Recombinant extracellular vesicles as biological reference material for method development, data normalization and assessment of (pre-)analytical variables

• Published in: Nature protocols Vol. 16; no. 2; pp. 603 - 633
• Main Authors: Geeurickx, Edward, Lippens, Lien, Rappu, Pekka, De Geest, Bruno G., De Wever, Olivier, Hendrix, An
• Format: Journal Article
• Language: English
• Published: London Nature Publishing Group UK 01.02.2021; Nature Publishing Group
• Subjects: 631/1647/350/354; 631/61/350/354; 692/53/2421; Analytical Chemistry; Biological Techniques; Biomedical and Life Sciences; Biomedical engineering; Body fluids; Body Fluids - chemistry; Cell organelles; Computational Biology/Bioinformatics; Data interpretation; Diagnostic systems; Dilution; Equipment and supplies; Experimental studies; Extracellular vesicles; Extracellular Vesicles - chemistry; Extracellular Vesicles - genetics; Extracellular Vesicles - metabolism; Fluorescence; Genetic Engineering - methods; Genetic Engineering - standards; Humans; Laboratories; Life Sciences; Methods; Microarrays; Nucleic acids; Organic Chemistry; Performance assessment; Proteins; Protocol Extension; Qualitative analysis; Quality assurance; Recombinant molecules; Reference materials; Reference Standards; Separation; Standardization; Vesicles; Belgium
• ISSN: 1754-2189; 1750-2799
• DOI: 10.1038/s41596-020-00446-5

The diagnostic and therapeutic use of extracellular vesicles (EV) is under intense investigation and may lead to societal benefits.

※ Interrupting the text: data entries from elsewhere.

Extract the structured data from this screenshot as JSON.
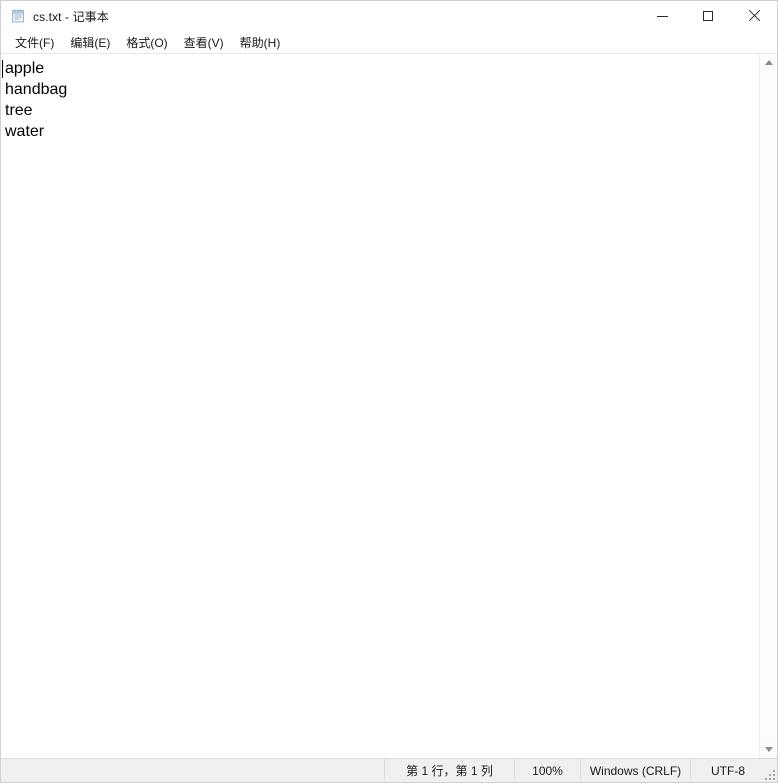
{
  "window": {
    "title": "cs.txt - 记事本",
    "icon": "notepad-icon"
  },
  "titlebar": {
    "minimize_label": "—",
    "maximize_label": "□",
    "close_label": "✕"
  },
  "menubar": {
    "items": [
      {
        "label": "文件(F)",
        "name": "file"
      },
      {
        "label": "编辑(E)",
        "name": "edit"
      },
      {
        "label": "格式(O)",
        "name": "format"
      },
      {
        "label": "查看(V)",
        "name": "view"
      },
      {
        "label": "帮助(H)",
        "name": "help"
      }
    ]
  },
  "editor": {
    "lines": [
      "apple",
      "handbag",
      "tree",
      "water"
    ]
  },
  "scrollbar": {
    "up_arrow": "chevron-up-icon",
    "down_arrow": "chevron-down-icon"
  },
  "statusbar": {
    "cursor_position": "第 1 行，第 1 列",
    "zoom": "100%",
    "line_ending": "Windows (CRLF)",
    "encoding": "UTF-8"
  },
  "colors": {
    "window_bg": "#ffffff",
    "statusbar_bg": "#f0f0f0",
    "text": "#000000",
    "border": "#dcdcdc"
  }
}
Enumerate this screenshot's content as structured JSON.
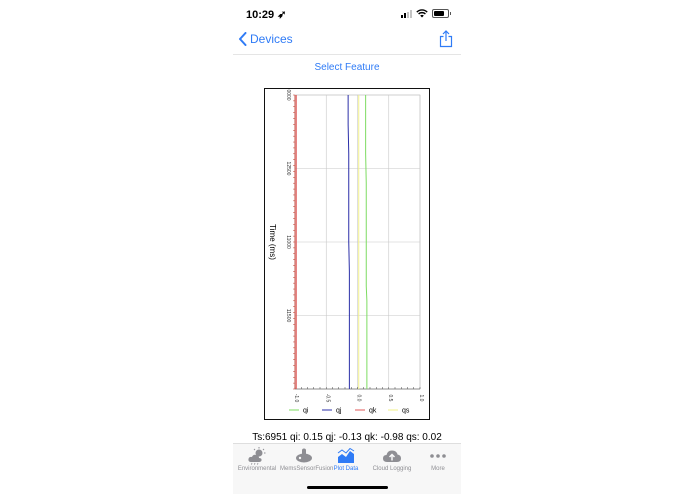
{
  "status_bar": {
    "time": "10:29 ➶"
  },
  "nav": {
    "back_label": "Devices"
  },
  "select_feature": "Select Feature",
  "readout": "Ts:6951 qi:  0.15 qj: -0.13 qk: -0.98 qs:  0.02",
  "tabs": [
    {
      "label": "Environmental",
      "icon": "cloud-sun-icon",
      "active": false
    },
    {
      "label": "Mems",
      "icon": "mems-icon",
      "active": false
    },
    {
      "label": "SensorFusion",
      "icon": "sensor-fusion-icon",
      "active": false
    },
    {
      "label": "Plot Data",
      "icon": "chart-area-icon",
      "active": true
    },
    {
      "label": "Cloud Logging",
      "icon": "cloud-upload-icon",
      "active": false
    },
    {
      "label": "More",
      "icon": "more-icon",
      "active": false
    }
  ],
  "colors": {
    "accent": "#2f7bf6",
    "qi": "#7ddc62",
    "qj": "#2b2fa8",
    "qk": "#e05a5a",
    "qs": "#f2f08a"
  },
  "chart_data": {
    "type": "line",
    "orientation": "rotated",
    "ylabel": "Time (ms)",
    "xlim": [
      -1.0,
      1.0
    ],
    "x_ticks": [
      "-1.0",
      "-0.5",
      "0.0",
      "0.5",
      "1.0"
    ],
    "time_range": [
      0,
      10000
    ],
    "time_ticks": [
      "0000",
      "12500",
      "11000",
      "11500"
    ],
    "grid": true,
    "legend": "bottom",
    "series": [
      {
        "name": "qi",
        "color": "#7ddc62",
        "t": [
          0,
          1000,
          2000,
          3000,
          4000,
          5000,
          6000,
          6500,
          7000,
          8000,
          9000,
          10000
        ],
        "v": [
          0.13,
          0.13,
          0.13,
          0.14,
          0.14,
          0.14,
          0.14,
          0.14,
          0.15,
          0.15,
          0.15,
          0.15
        ]
      },
      {
        "name": "qj",
        "color": "#2b2fa8",
        "t": [
          0,
          1000,
          2000,
          3000,
          4000,
          5000,
          6000,
          7000,
          8000,
          9000,
          10000
        ],
        "v": [
          -0.15,
          -0.15,
          -0.14,
          -0.14,
          -0.14,
          -0.14,
          -0.13,
          -0.13,
          -0.13,
          -0.13,
          -0.13
        ]
      },
      {
        "name": "qk",
        "color": "#e05a5a",
        "t": [
          0,
          2000,
          4000,
          6000,
          8000,
          10000
        ],
        "v": [
          -0.98,
          -0.98,
          -0.98,
          -0.98,
          -0.98,
          -0.98
        ]
      },
      {
        "name": "qs",
        "color": "#f2f08a",
        "t": [
          0,
          2000,
          4000,
          6000,
          8000,
          10000
        ],
        "v": [
          0.02,
          0.02,
          0.02,
          0.02,
          0.02,
          0.02
        ]
      }
    ]
  }
}
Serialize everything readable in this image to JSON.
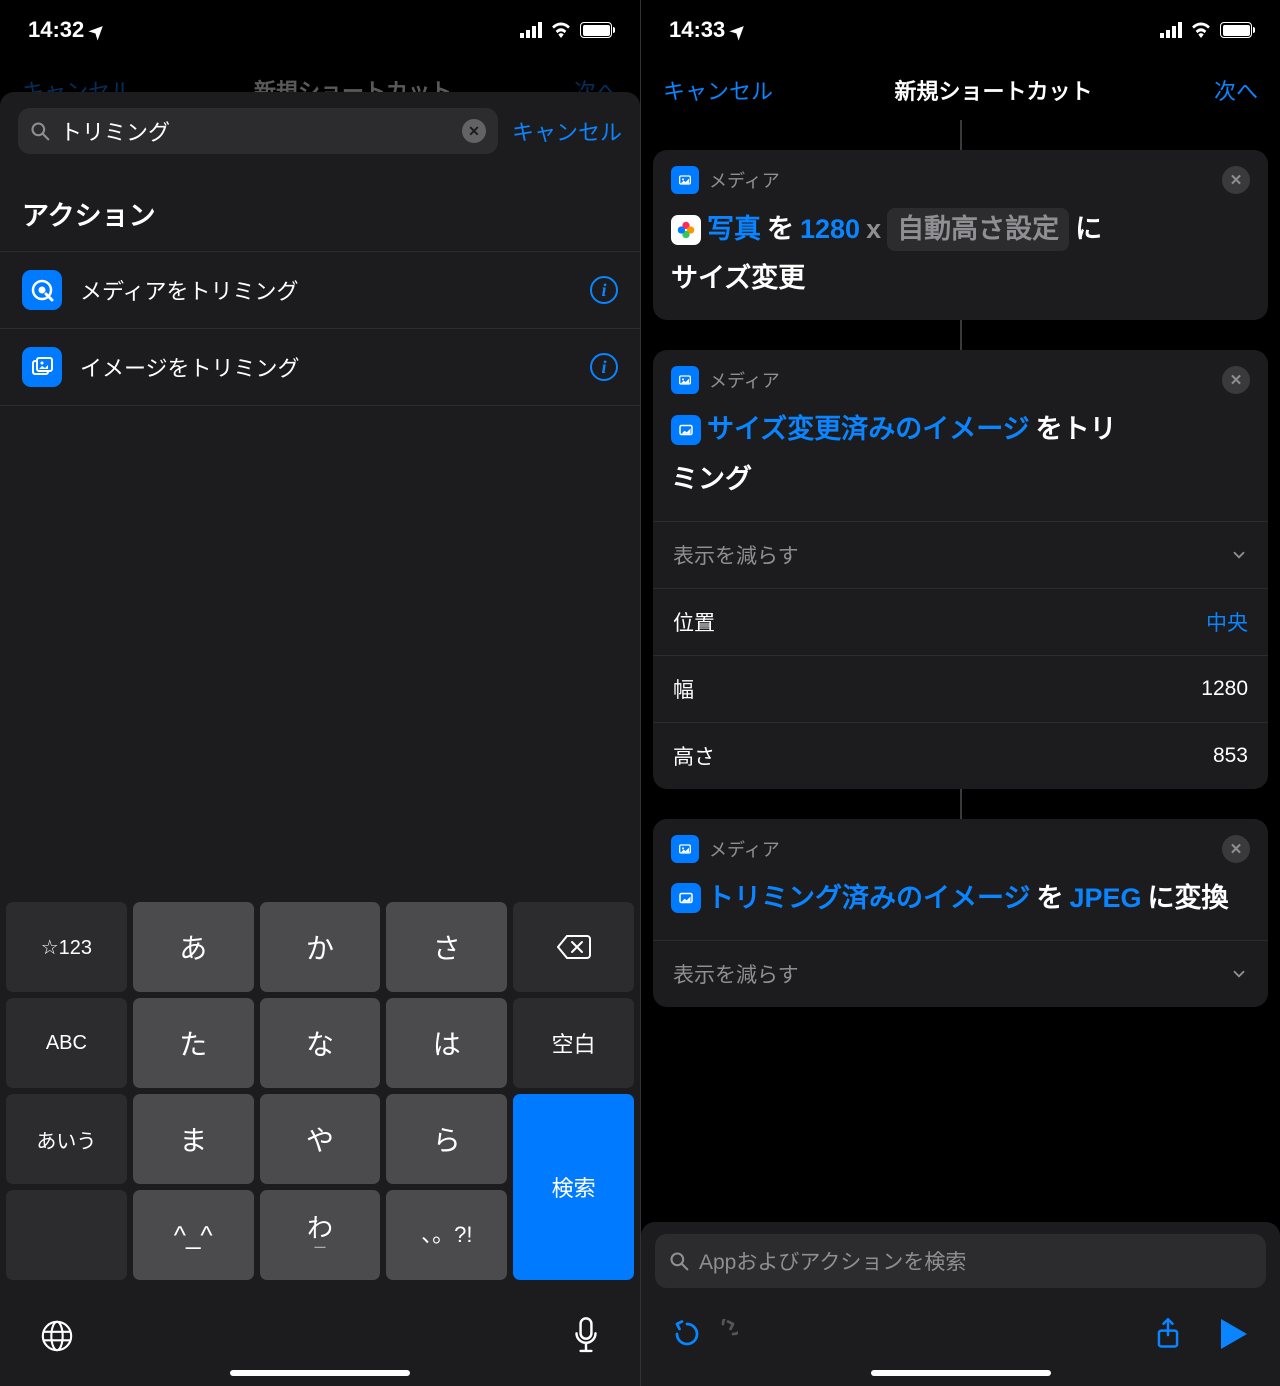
{
  "left": {
    "status_time": "14:32",
    "nav_dim_cancel": "キャンセル",
    "nav_dim_title": "新規ショートカット",
    "nav_dim_next": "次へ",
    "search_value": "トリミング",
    "search_cancel": "キャンセル",
    "section_title": "アクション",
    "actions": [
      {
        "label": "メディアをトリミング"
      },
      {
        "label": "イメージをトリミング"
      }
    ],
    "keys": {
      "star123": "☆123",
      "a": "あ",
      "ka": "か",
      "sa": "さ",
      "abc": "ABC",
      "ta": "た",
      "na": "な",
      "ha": "は",
      "space": "空白",
      "aiu": "あいう",
      "ma": "ま",
      "ya": "や",
      "ra": "ら",
      "search": "検索",
      "face": "^_^",
      "wa": "わ",
      "punct": "、。?!"
    }
  },
  "right": {
    "status_time": "14:33",
    "nav_cancel": "キャンセル",
    "nav_title": "新規ショートカット",
    "nav_next": "次へ",
    "block1": {
      "cat": "メディア",
      "t_photos": "写真",
      "t_wo": "を",
      "t_width": "1280",
      "t_x": "x",
      "t_autoheight": "自動高さ設定",
      "t_ni": "に",
      "t_resize": "サイズ変更"
    },
    "block2": {
      "cat": "メディア",
      "t_input": "サイズ変更済みのイメージ",
      "t_suffix1": "をトリ",
      "t_suffix2": "ミング",
      "expand": "表示を減らす",
      "rows": {
        "pos_label": "位置",
        "pos_value": "中央",
        "w_label": "幅",
        "w_value": "1280",
        "h_label": "高さ",
        "h_value": "853"
      }
    },
    "block3": {
      "cat": "メディア",
      "t_input": "トリミング済みのイメージ",
      "t_wo": "を",
      "t_jpeg": "JPEG",
      "t_conv": "に変換",
      "expand": "表示を減らす"
    },
    "bottom_search_placeholder": "Appおよびアクションを検索"
  }
}
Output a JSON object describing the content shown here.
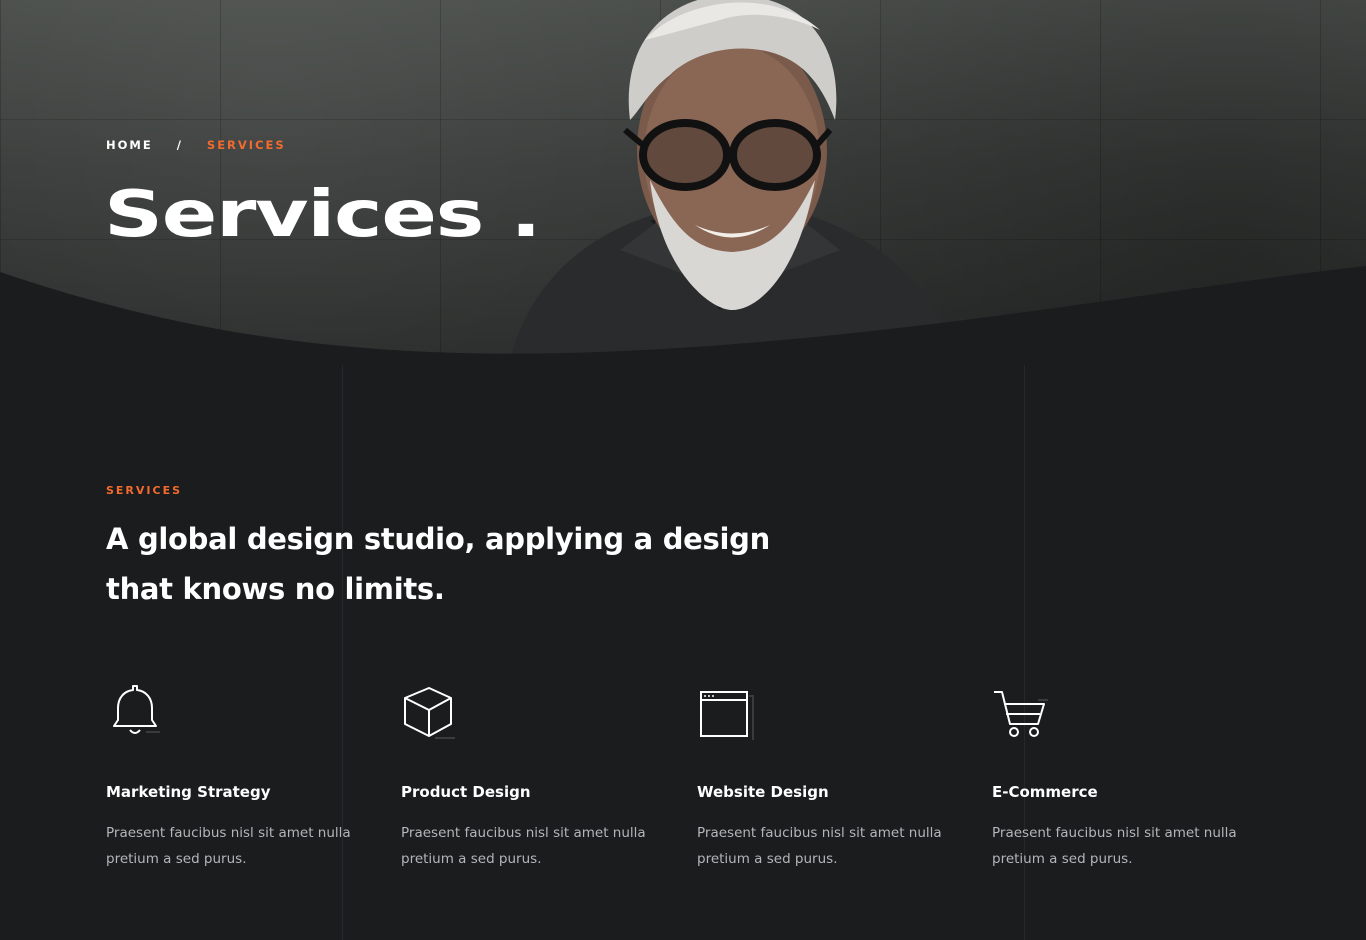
{
  "breadcrumb": {
    "home": "HOME",
    "separator": "/",
    "current": "SERVICES"
  },
  "hero": {
    "title": "Services ."
  },
  "section": {
    "eyebrow": "SERVICES",
    "heading_line1": "A global design studio, applying a design",
    "heading_line2": "that knows no limits."
  },
  "services": [
    {
      "icon": "bell-icon",
      "title": "Marketing Strategy",
      "description": "Praesent faucibus nisl sit amet nulla pretium a sed purus."
    },
    {
      "icon": "cube-icon",
      "title": "Product Design",
      "description": "Praesent faucibus nisl sit amet nulla pretium a sed purus."
    },
    {
      "icon": "browser-window-icon",
      "title": "Website Design",
      "description": "Praesent faucibus nisl sit amet nulla pretium a sed purus."
    },
    {
      "icon": "shopping-cart-icon",
      "title": "E-Commerce",
      "description": "Praesent faucibus nisl sit amet nulla pretium a sed purus."
    }
  ],
  "colors": {
    "accent": "#f26a2e",
    "background": "#1b1c1e",
    "text": "#ffffff",
    "muted": "#b3b5b8"
  }
}
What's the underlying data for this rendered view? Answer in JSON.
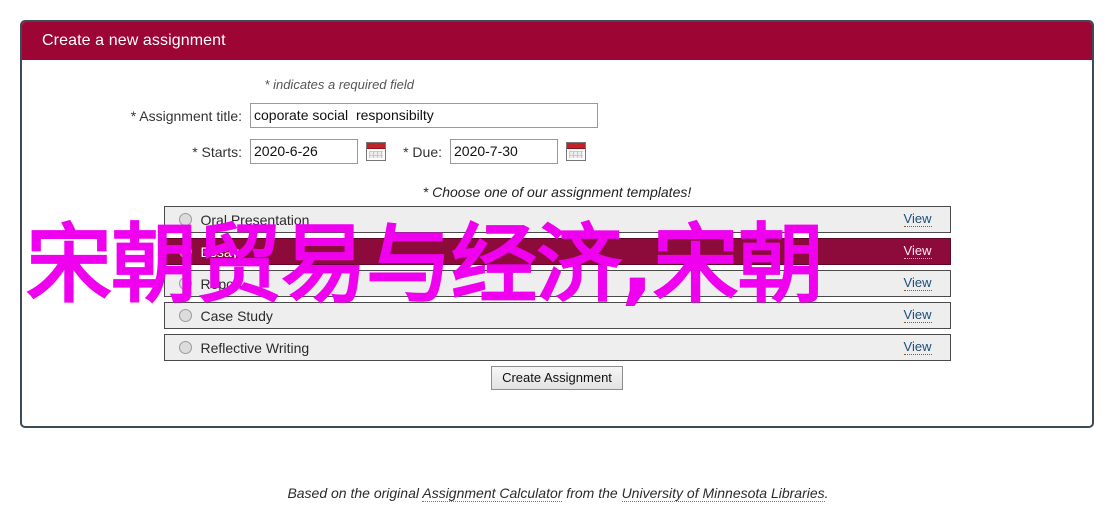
{
  "window": {
    "title": "Create a new assignment"
  },
  "form": {
    "required_note": "* indicates a required field",
    "title_label": "* Assignment title:",
    "title_value": "coporate social  responsibilty",
    "title_placeholder": "",
    "starts_label": "* Starts:",
    "starts_value": "2020-6-26",
    "due_label": "* Due:",
    "due_value": "2020-7-30",
    "starts_calendar_icon": "calendar-icon",
    "due_calendar_icon": "calendar-icon"
  },
  "templates": {
    "choose_note": "* Choose one of our assignment templates!",
    "view_label": "View",
    "items": [
      {
        "name": "Oral Presentation",
        "selected": false
      },
      {
        "name": "Essay",
        "selected": true
      },
      {
        "name": "Report",
        "selected": false
      },
      {
        "name": "Case Study",
        "selected": false
      },
      {
        "name": "Reflective Writing",
        "selected": false
      }
    ]
  },
  "actions": {
    "create_label": "Create Assignment"
  },
  "footer": {
    "prefix": "Based on the original ",
    "link1": "Assignment Calculator",
    "middle": " from the ",
    "link2": "University of Minnesota Libraries",
    "suffix": "."
  },
  "overlay": {
    "text": "宋朝贸易与经济,宋朝",
    "color": "#ef00ef"
  },
  "colors": {
    "titlebar": "#9c0534",
    "selected_row": "#8d0b3b",
    "panel_border": "#3d4b56",
    "row_background": "#eeeeee"
  }
}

Reference materials are an invaluable resource for developing, improving and assessing the performance of regulated EV applications and for quantitative and objective data interpretation. We have engineered recombinant EV (rEV) as a biological reference material. rEV have similar biochemical and biophysical characteristics to sample EV and function as an internal quantitative and qualitative control throughout analysis. Spiking rEV in bodily fluids prior to EV analysis maps technical variability of EV applications and promotes intra- and inter-laboratory studies. This protocol, which is an Extension to our previously published protocol (Tulkens et al., 2020), describes the production, separation and quality assurance of rEV, their dilution and addition to bodily fluids, and the detection steps based on complementary fluorescence, nucleic acid and protein measurements. We demonstrate the use of rEV for method development, data normalization and assessment of pre-analytical variables. The protocol can be adopted by researchers with standard laboratory and basic EV separation/characterization experience and requires ~4–5 d. This Protocol Extension presents recombinant extracellular vesicles as reference materials for method development and standardization. It details their characterization and detection in spiked samples by fluorescence, nucleic acid and protein measurements.